If I am honest though, part of me is also dreading it. You see, I have been drowning out the quiet in my day to day life of late. I have dived deep into numbing behaviour with technology at the forefront. I don’t like the person I have been. My values are not evident in my lived-out choices. I know that I have been doing it and yet haven’t followed through on my determination to change day after day. Why? Because I don’t want to sit in the discomfort of the thoughts and fears that arise when I allow quiet.
I feel the effects of this lack of true quiet and dealing with what lies beneath. Feeling stressed and wound up. Irritability, particularly with the ones I love the most. Concentration and focus have been nonexistent. All of this leads to wanting to numb out and withdraw more and so I sink deeper into the hole.
There’s only one person who can break this cycle- me.
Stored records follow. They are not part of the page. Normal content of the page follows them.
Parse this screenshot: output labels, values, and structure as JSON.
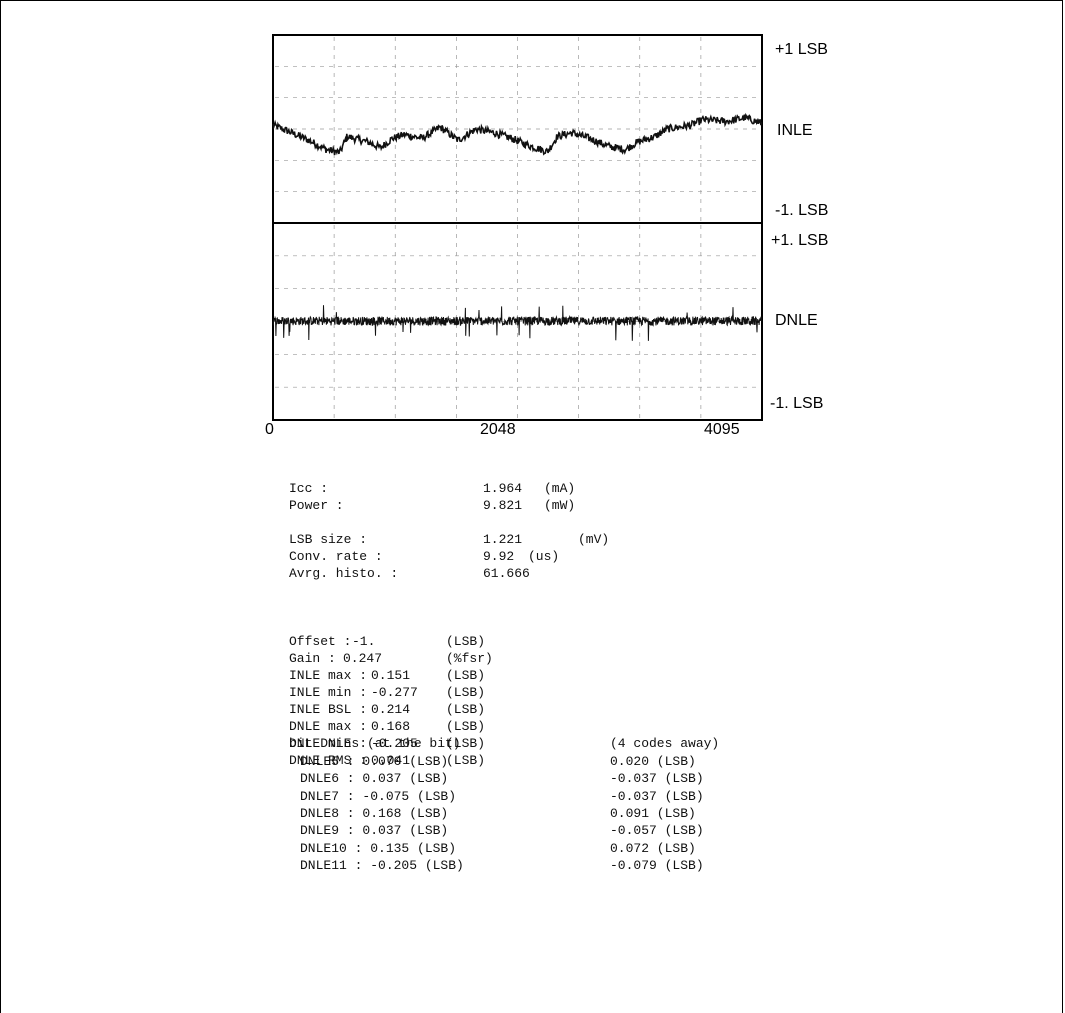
{
  "chart_data": [
    {
      "type": "line",
      "series": [
        {
          "name": "INLE",
          "values": []
        }
      ],
      "x_range": [
        0,
        4095
      ],
      "ylim": [
        -1,
        1
      ],
      "right_labels": {
        "top": "+1 LSB",
        "mid": "INLE",
        "bottom": "-1. LSB"
      },
      "trend": [
        [
          0,
          0.04
        ],
        [
          120,
          -0.02
        ],
        [
          300,
          -0.12
        ],
        [
          450,
          -0.22
        ],
        [
          560,
          -0.25
        ],
        [
          620,
          -0.08
        ],
        [
          800,
          -0.14
        ],
        [
          900,
          -0.2
        ],
        [
          1000,
          -0.1
        ],
        [
          1100,
          -0.06
        ],
        [
          1250,
          -0.1
        ],
        [
          1400,
          0.02
        ],
        [
          1550,
          -0.12
        ],
        [
          1700,
          0.0
        ],
        [
          1850,
          -0.04
        ],
        [
          2000,
          -0.1
        ],
        [
          2150,
          -0.18
        ],
        [
          2300,
          -0.24
        ],
        [
          2380,
          -0.08
        ],
        [
          2500,
          -0.04
        ],
        [
          2650,
          -0.1
        ],
        [
          2800,
          -0.18
        ],
        [
          2950,
          -0.22
        ],
        [
          3050,
          -0.14
        ],
        [
          3200,
          -0.08
        ],
        [
          3300,
          0.0
        ],
        [
          3500,
          0.04
        ],
        [
          3600,
          0.1
        ],
        [
          3800,
          0.08
        ],
        [
          3950,
          0.12
        ],
        [
          4095,
          0.06
        ]
      ]
    },
    {
      "type": "line",
      "series": [
        {
          "name": "DNLE",
          "values": []
        }
      ],
      "x_range": [
        0,
        4095
      ],
      "ylim": [
        -1,
        1
      ],
      "rms": 0.041,
      "max": 0.168,
      "min": -0.205,
      "right_labels": {
        "top": "+1. LSB",
        "mid": "DNLE",
        "bottom": "-1. LSB"
      },
      "x_ticks": [
        "0",
        "2048",
        "4095"
      ]
    }
  ],
  "x_ticks": [
    "0",
    "2048",
    "4095"
  ],
  "metrics": {
    "icc": {
      "label": "Icc :",
      "value": "1.964",
      "unit": "(mA)"
    },
    "power": {
      "label": "Power :",
      "value": "9.821",
      "unit": "(mW)"
    },
    "lsb_size": {
      "label": "LSB size :",
      "value": "1.221",
      "unit": "(mV)"
    },
    "conv_rate": {
      "label": "Conv. rate :",
      "value": "9.92",
      "unit": "(us)"
    },
    "avrg_histo": {
      "label": "Avrg. histo. :",
      "value": "61.666"
    }
  },
  "errors": [
    {
      "label": "Offset :",
      "value": "-1.",
      "unit": "(LSB)"
    },
    {
      "label": "Gain :",
      "value": "0.247",
      "unit": "(%fsr)"
    },
    {
      "label": "INLE max :",
      "value": "0.151",
      "unit": "(LSB)"
    },
    {
      "label": "INLE min :",
      "value": "-0.277",
      "unit": "(LSB)"
    },
    {
      "label": "INLE BSL :",
      "value": "0.214",
      "unit": "(LSB)"
    },
    {
      "label": "DNLE max :",
      "value": "0.168",
      "unit": "(LSB)"
    },
    {
      "label": "DNLE min :",
      "value": "-0.205",
      "unit": "(LSB)"
    },
    {
      "label": "DNLE RMS :",
      "value": "0.041",
      "unit": "(LSB)"
    }
  ],
  "bit_dnle": {
    "header_left": "bit DNLEs (at the bit)",
    "header_right": "(4 codes away)",
    "rows": [
      {
        "left": "DNLE5 : 0.070 (LSB)",
        "right": "0.020 (LSB)"
      },
      {
        "left": "DNLE6 : 0.037 (LSB)",
        "right": "-0.037 (LSB)"
      },
      {
        "left": "DNLE7 : -0.075 (LSB)",
        "right": "-0.037 (LSB)"
      },
      {
        "left": "DNLE8 : 0.168 (LSB)",
        "right": "0.091 (LSB)"
      },
      {
        "left": "DNLE9 : 0.037 (LSB)",
        "right": "-0.057 (LSB)"
      },
      {
        "left": "DNLE10 : 0.135 (LSB)",
        "right": "0.072 (LSB)"
      },
      {
        "left": "DNLE11 : -0.205 (LSB)",
        "right": "-0.079 (LSB)"
      }
    ]
  }
}
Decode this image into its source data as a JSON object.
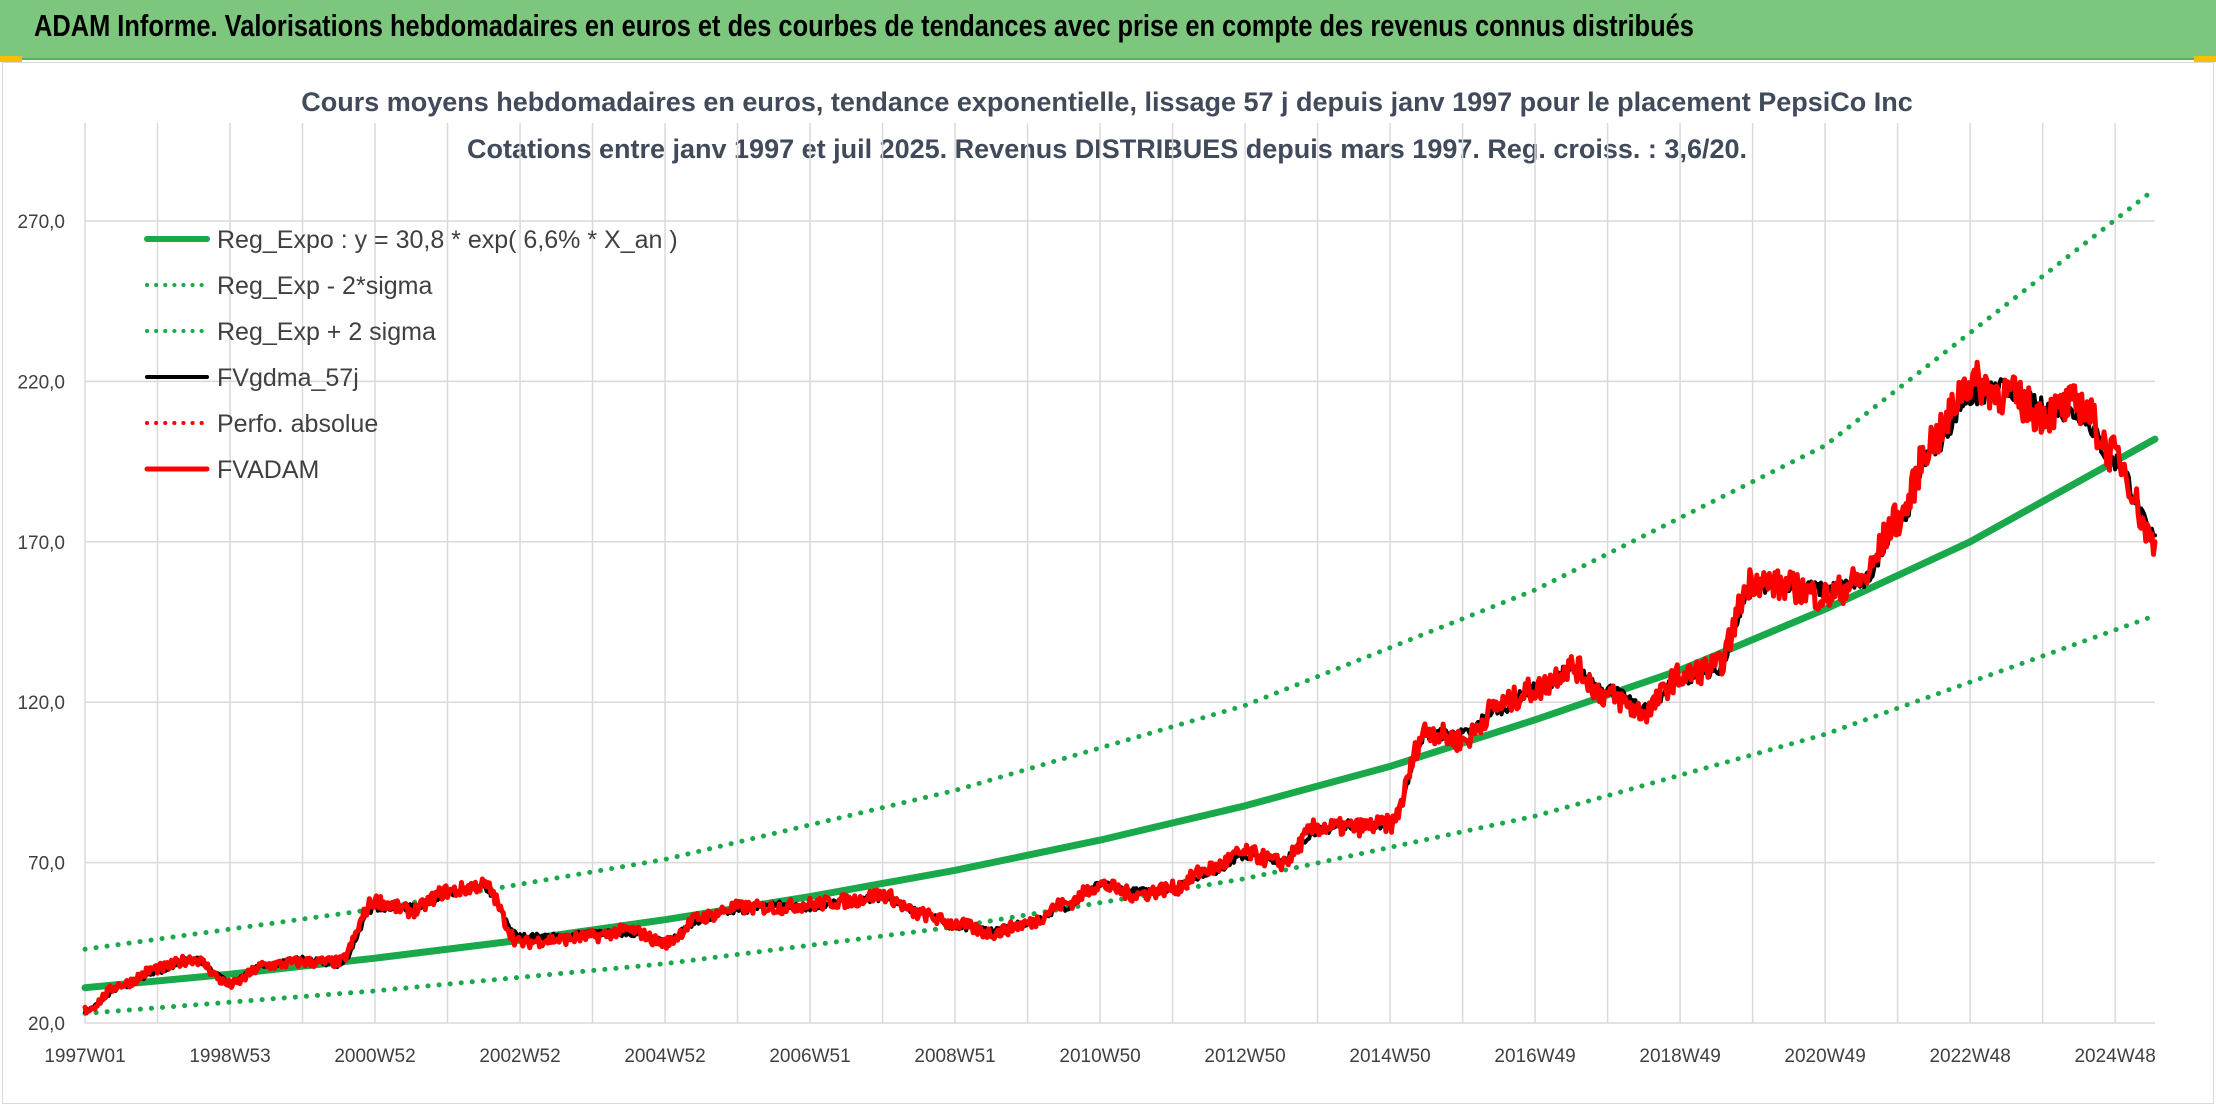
{
  "header": {
    "title": "ADAM Informe. Valorisations hebdomadaires en euros et des courbes de tendances avec prise en compte des revenus connus distribués"
  },
  "colors": {
    "header_bg": "#7dc67e",
    "trend": "#19a84a",
    "smooth": "#000000",
    "adam": "#ff0000",
    "grid": "#d9d9d9"
  },
  "chart_data": {
    "type": "line",
    "title": "Cours moyens hebdomadaires en euros, tendance exponentielle, lissage 57 j depuis janv 1997 pour le placement PepsiCo Inc",
    "subtitle": "Cotations entre janv 1997 et juil 2025. Revenus DISTRIBUES depuis mars 1997. Reg. croiss. : 3,6/20.",
    "xlabel": "",
    "ylabel": "",
    "ylim": [
      20,
      290
    ],
    "yticks": [
      "20,0",
      "70,0",
      "120,0",
      "170,0",
      "220,0",
      "270,0"
    ],
    "ytick_values": [
      20,
      70,
      120,
      170,
      220,
      270
    ],
    "xticks": [
      "1997W01",
      "1998W53",
      "2000W52",
      "2002W52",
      "2004W52",
      "2006W51",
      "2008W51",
      "2010W50",
      "2012W50",
      "2014W50",
      "2016W49",
      "2018W49",
      "2020W49",
      "2022W48",
      "2024W48"
    ],
    "xlim": [
      1997.0,
      2025.55
    ],
    "grid": true,
    "legend_position": "top-left",
    "legend": [
      {
        "label": "Reg_Expo : y = 30,8 * exp( 6,6% *  X_an )",
        "color": "#19a84a",
        "style": "solid",
        "width": 6
      },
      {
        "label": "Reg_Exp - 2*sigma",
        "color": "#19a84a",
        "style": "dotted",
        "width": 4
      },
      {
        "label": "Reg_Exp + 2 sigma",
        "color": "#19a84a",
        "style": "dotted",
        "width": 4
      },
      {
        "label": "FVgdma_57j",
        "color": "#000000",
        "style": "solid",
        "width": 4
      },
      {
        "label": "Perfo. absolue",
        "color": "#ff0000",
        "style": "dotted",
        "width": 3
      },
      {
        "label": "FVADAM",
        "color": "#ff0000",
        "style": "solid",
        "width": 5
      }
    ],
    "series": [
      {
        "name": "Reg_Expo : y = 30,8 * exp( 6,6% *  X_an )",
        "style": "solid",
        "x": [
          1997.0,
          1999.0,
          2001.0,
          2003.0,
          2005.0,
          2007.0,
          2009.0,
          2011.0,
          2013.0,
          2015.0,
          2017.0,
          2019.0,
          2021.0,
          2023.0,
          2025.55
        ],
        "values": [
          31.0,
          35.2,
          40.2,
          45.8,
          52.2,
          59.4,
          67.6,
          77.0,
          87.7,
          100.0,
          114.5,
          130.0,
          149.0,
          170.0,
          202.0
        ]
      },
      {
        "name": "Reg_Exp - 2*sigma",
        "style": "dotted",
        "x": [
          1997.0,
          2001.0,
          2005.0,
          2009.0,
          2013.0,
          2017.0,
          2021.0,
          2025.55
        ],
        "values": [
          23.0,
          30.0,
          38.5,
          50.0,
          65.0,
          84.5,
          110.0,
          147.0
        ]
      },
      {
        "name": "Reg_Exp + 2 sigma",
        "style": "dotted",
        "x": [
          1997.0,
          2001.0,
          2005.0,
          2009.0,
          2013.0,
          2017.0,
          2021.0,
          2025.55
        ],
        "values": [
          43.0,
          55.5,
          71.0,
          92.5,
          119.0,
          155.0,
          200.0,
          280.0
        ]
      },
      {
        "name": "FVgdma_57j",
        "style": "solid",
        "x": [
          1997.0,
          1997.5,
          1998.0,
          1998.5,
          1999.0,
          1999.5,
          2000.0,
          2000.5,
          2001.0,
          2001.5,
          2002.0,
          2002.5,
          2003.0,
          2003.5,
          2004.0,
          2004.5,
          2005.0,
          2005.5,
          2006.0,
          2006.5,
          2007.0,
          2007.5,
          2008.0,
          2008.5,
          2009.0,
          2009.5,
          2010.0,
          2010.5,
          2011.0,
          2011.5,
          2012.0,
          2012.5,
          2013.0,
          2013.5,
          2014.0,
          2014.5,
          2015.0,
          2015.5,
          2016.0,
          2016.5,
          2017.0,
          2017.5,
          2018.0,
          2018.5,
          2019.0,
          2019.5,
          2020.0,
          2020.5,
          2021.0,
          2021.5,
          2022.0,
          2022.5,
          2023.0,
          2023.5,
          2024.0,
          2024.5,
          2025.0,
          2025.55
        ],
        "values": [
          24,
          31,
          36,
          40,
          33,
          38,
          40,
          38,
          56,
          56,
          60,
          62,
          47,
          47,
          48,
          48,
          46,
          52,
          55,
          57,
          56,
          58,
          59,
          55,
          50,
          49,
          51,
          56,
          63,
          61,
          62,
          67,
          72,
          71,
          80,
          82,
          82,
          110,
          110,
          118,
          124,
          130,
          124,
          118,
          127,
          130,
          155,
          157,
          155,
          157,
          175,
          200,
          215,
          218,
          212,
          210,
          195,
          172
        ]
      },
      {
        "name": "FVADAM",
        "style": "solid",
        "x": [
          1997.0,
          1997.5,
          1998.0,
          1998.5,
          1999.0,
          1999.5,
          2000.0,
          2000.5,
          2001.0,
          2001.5,
          2002.0,
          2002.5,
          2003.0,
          2003.5,
          2004.0,
          2004.5,
          2005.0,
          2005.5,
          2006.0,
          2006.5,
          2007.0,
          2007.5,
          2008.0,
          2008.5,
          2009.0,
          2009.5,
          2010.0,
          2010.5,
          2011.0,
          2011.5,
          2012.0,
          2012.5,
          2013.0,
          2013.5,
          2014.0,
          2014.5,
          2015.0,
          2015.5,
          2016.0,
          2016.5,
          2017.0,
          2017.5,
          2018.0,
          2018.5,
          2019.0,
          2019.5,
          2020.0,
          2020.5,
          2021.0,
          2021.5,
          2022.0,
          2022.5,
          2023.0,
          2023.5,
          2024.0,
          2024.5,
          2025.0,
          2025.55
        ],
        "values": [
          24,
          32,
          37,
          40,
          32,
          38,
          39,
          39,
          58,
          55,
          61,
          63,
          45,
          46,
          47,
          49,
          45,
          53,
          56,
          56,
          57,
          58,
          60,
          54,
          51,
          48,
          51,
          57,
          63,
          60,
          62,
          68,
          73,
          70,
          81,
          81,
          82,
          111,
          108,
          119,
          124,
          131,
          122,
          117,
          128,
          131,
          158,
          156,
          153,
          158,
          177,
          202,
          220,
          216,
          210,
          213,
          197,
          170
        ]
      }
    ]
  }
}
How I am making time for quiet and reflection
- Deleting the apps that I was using the most
This doesn’t solve the problem. I will find other distractions! It does bring in a pause while I figure out what to reach for instead of the default selection. Hopefully this gives a greater chance of implementing the other strategies.
- Practising ‘riding the wave of discomfort’ for 10 minutes and noticing the underlying internal trigger
I am reading ‘Indistractable’ by Nir Eyal and Julie Li. It is providing some intensely practical and research-based strategies for dealing with distraction, which has been an issue for humans since the earliest records! If I can resist the pull of distraction, I can engage with the quiet and reflection time.
- Reintroducing daily pauses
I use an app called ‘Pause’ by John Eldredge. I was finding it so useful but somewhere along the way, I started ignoring the reminders. It is amazing the impact one minute of pausing and releasing the mental baggage I’m holding can have.
- Not listening to or watching anything while hanging out laundry
Simply allowing my brain space to think and ponder. I find attaching this time to something that keeps my hand busy and is a frequent part of my life helps.
- A day off from social media and email every week
This is one rhythm that I have kept to but was filling that space with other noise instead. I find the break refreshing and it helps keep social media in a lower priority space.
These are starting points for me as I reclaim quiet and reflection. No one will guard this time for me. The noise of the world will creep in wherever I let it take hold. This is my renewed commitment to my soul and to those important to me to lead myself well in this space. A whole weekend of quiet and reflection? Yes, please.